It’s not often that this hard-bitten critic is reduced to deciphering tear-stained notes, but such was the case after Saturday afternoon’s performance by Diablo Ballet at the intimate and congenial Shadelands Arts Center in Walnut Creek. The waterworks were prompted by two of the five short dances on offer, which featured the live performance of two of the most ravishing pieces ever written for cello and piano.
Mendelssohn’s Song without Words, Op. 109 was the composer’s last work for cello and piano, dedicated to the acclaimed 18-year-old French cellist Lisa Cristiani, one of very few female cellists of the time, whose youthful beauty and virtuosity captivated Mendelssohn when he heard her play at a concert in Leipzig in 1845. Tragically, only a few years later, at the age of 26, Cristiani was to die of cholera.
Diablo Ballet dancer David Fonnegra’s moody duet for himself and Tetyana Martyanova, titled Resistance, evokes a relationship doomed never to prosper – perhaps one imagined by Mendelssohn between himself and Cristiani. In a striking black dress with long flowing panels, the beautiful Martyanova frequently withdraws from Fonnegra, distracted by some distant muse. Fonnegra is protective of her but struggles with his own demons. The vocabulary is lyrical without descending into cliché, and makes the most of Martyanova’s unusually long, eloquent torso and legs. The atmospheric lighting, by Jack Carpenter, is just right – proving that even in a barebones space like Shadelands, with the audience just a few feet from the dancers and musicians, you can transport them to the 19th century.
The admirable Roy Bogas on piano and Mason Dille on cello also delivered the passionate slow movement of Rachmaninoff’s Sonata in G Minor for Cello and Piano, written in 1901, soon after the 28-year-old composer received the shattering news that his childhood sweetheart, Vera Skalon, had married someone else. Their teenage romance had been nipped in the bud some years prior by Vera’s mother, who did not think a young musician, no matter how gifted, was a suitable match for a general’s daughter.

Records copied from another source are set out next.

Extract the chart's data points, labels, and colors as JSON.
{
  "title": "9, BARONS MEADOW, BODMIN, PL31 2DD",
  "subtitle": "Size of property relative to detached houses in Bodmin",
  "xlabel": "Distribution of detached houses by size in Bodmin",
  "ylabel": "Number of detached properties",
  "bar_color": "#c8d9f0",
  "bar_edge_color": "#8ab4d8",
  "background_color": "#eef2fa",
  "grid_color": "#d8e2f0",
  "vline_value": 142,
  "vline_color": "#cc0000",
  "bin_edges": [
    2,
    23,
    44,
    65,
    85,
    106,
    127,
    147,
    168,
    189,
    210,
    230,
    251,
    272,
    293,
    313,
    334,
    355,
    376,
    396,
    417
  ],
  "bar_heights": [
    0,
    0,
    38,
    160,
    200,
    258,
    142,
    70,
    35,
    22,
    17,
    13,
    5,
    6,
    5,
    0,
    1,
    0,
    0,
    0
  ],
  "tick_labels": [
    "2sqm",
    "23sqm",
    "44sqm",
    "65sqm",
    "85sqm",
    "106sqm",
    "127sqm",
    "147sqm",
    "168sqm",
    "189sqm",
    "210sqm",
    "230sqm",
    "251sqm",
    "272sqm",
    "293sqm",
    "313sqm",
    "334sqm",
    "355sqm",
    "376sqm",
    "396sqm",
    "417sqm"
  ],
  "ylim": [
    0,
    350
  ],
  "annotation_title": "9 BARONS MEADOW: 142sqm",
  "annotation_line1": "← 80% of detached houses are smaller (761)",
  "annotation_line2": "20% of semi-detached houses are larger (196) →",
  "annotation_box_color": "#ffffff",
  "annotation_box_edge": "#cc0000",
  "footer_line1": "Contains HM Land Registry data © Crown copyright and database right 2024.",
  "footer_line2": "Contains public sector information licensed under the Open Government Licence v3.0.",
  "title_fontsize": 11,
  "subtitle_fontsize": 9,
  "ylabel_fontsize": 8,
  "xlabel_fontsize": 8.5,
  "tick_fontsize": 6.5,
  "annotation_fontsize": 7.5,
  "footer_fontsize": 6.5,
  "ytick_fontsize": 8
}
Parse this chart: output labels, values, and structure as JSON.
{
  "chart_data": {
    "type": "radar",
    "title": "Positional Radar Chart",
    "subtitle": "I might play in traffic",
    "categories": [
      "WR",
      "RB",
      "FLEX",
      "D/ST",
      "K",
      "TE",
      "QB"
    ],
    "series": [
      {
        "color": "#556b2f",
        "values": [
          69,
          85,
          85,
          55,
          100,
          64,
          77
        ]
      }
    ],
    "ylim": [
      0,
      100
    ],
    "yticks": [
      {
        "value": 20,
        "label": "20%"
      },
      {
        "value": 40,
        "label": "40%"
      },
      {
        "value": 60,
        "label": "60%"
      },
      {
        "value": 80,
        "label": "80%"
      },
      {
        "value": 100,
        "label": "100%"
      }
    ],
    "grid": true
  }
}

To this elegiac adagio, the redoubtable Ben Stevenson created End of Time, one of the finer examples of that vast category of pas de deux known as sad unitard ballets. The name, according to Stevenson, “depicts my feeling that after some global devastation only two people remain on earth.” Virtually naked in figure-hugging Lycra of mottled blue and silver ash, suggestive of the aftermath of a volcanic eruption, the bewitching Rosselyn Ramirez and dashing Derek Sakakura comfort each other, showing off her poetic lines and his youthful ardor. The partnering technique is difficult, with sweeping lifts, drags along the floor, off-centre balances and a daring set of piqués into a falling arabesque from which Sakakura must catch Ramirez at the very last moment before she hits the floor. Ramirez uses her pointes strikingly, particularly in a sequence in which he drags her backward, her heel digging into the floor, then braces her while she poignantly wraps a sickled foot around the other ankle extended on pointe.

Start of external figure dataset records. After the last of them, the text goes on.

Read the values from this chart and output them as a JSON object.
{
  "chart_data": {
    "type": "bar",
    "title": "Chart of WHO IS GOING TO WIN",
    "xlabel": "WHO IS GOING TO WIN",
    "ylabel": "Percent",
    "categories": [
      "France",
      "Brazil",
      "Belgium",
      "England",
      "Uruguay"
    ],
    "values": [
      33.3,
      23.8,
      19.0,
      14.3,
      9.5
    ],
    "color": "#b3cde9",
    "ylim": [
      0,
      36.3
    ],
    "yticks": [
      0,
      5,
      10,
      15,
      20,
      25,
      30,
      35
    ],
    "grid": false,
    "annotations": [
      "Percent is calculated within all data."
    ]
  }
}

Exhausted by all this partnering, Sakakura takes a well-deserved nap on the floor, while Ramirez leans gently against him, reaching her arms to the sky then floating them slowly downward. A triple-hankie moment.
Cheeriness was restored in the frivolous pas de deux from Esmeralda, an inexorably Russian classic from 1844, ripped from Victor Hugo’s Notre Dame de Paris, which is rarely performed in its entirety except by the Russians. The bravura-filled pas de deux is much bashed about in competition, however, in a Soviet-era restaging by Vladimir Bourmeister, and while it seems foolhardy to attempt all that leaping and spinning and tambourine-kicking in such a tight space as Shadelands, the daring Mayo Sugano and Robert Dekkers were more than up to the task. In her flashy, sparkling tutu with mesh sleeves, Sugano hit the right balance of gypsy fire and the innocence of a young girl in love for the first time, while Dekkers supported her ably through some fiendish one-handed promenades and whirling lifts. The rest of the company raced on for the classic, joyfully symmetric finale, crowned by a series of smoking brisés volés by Edward Stegge.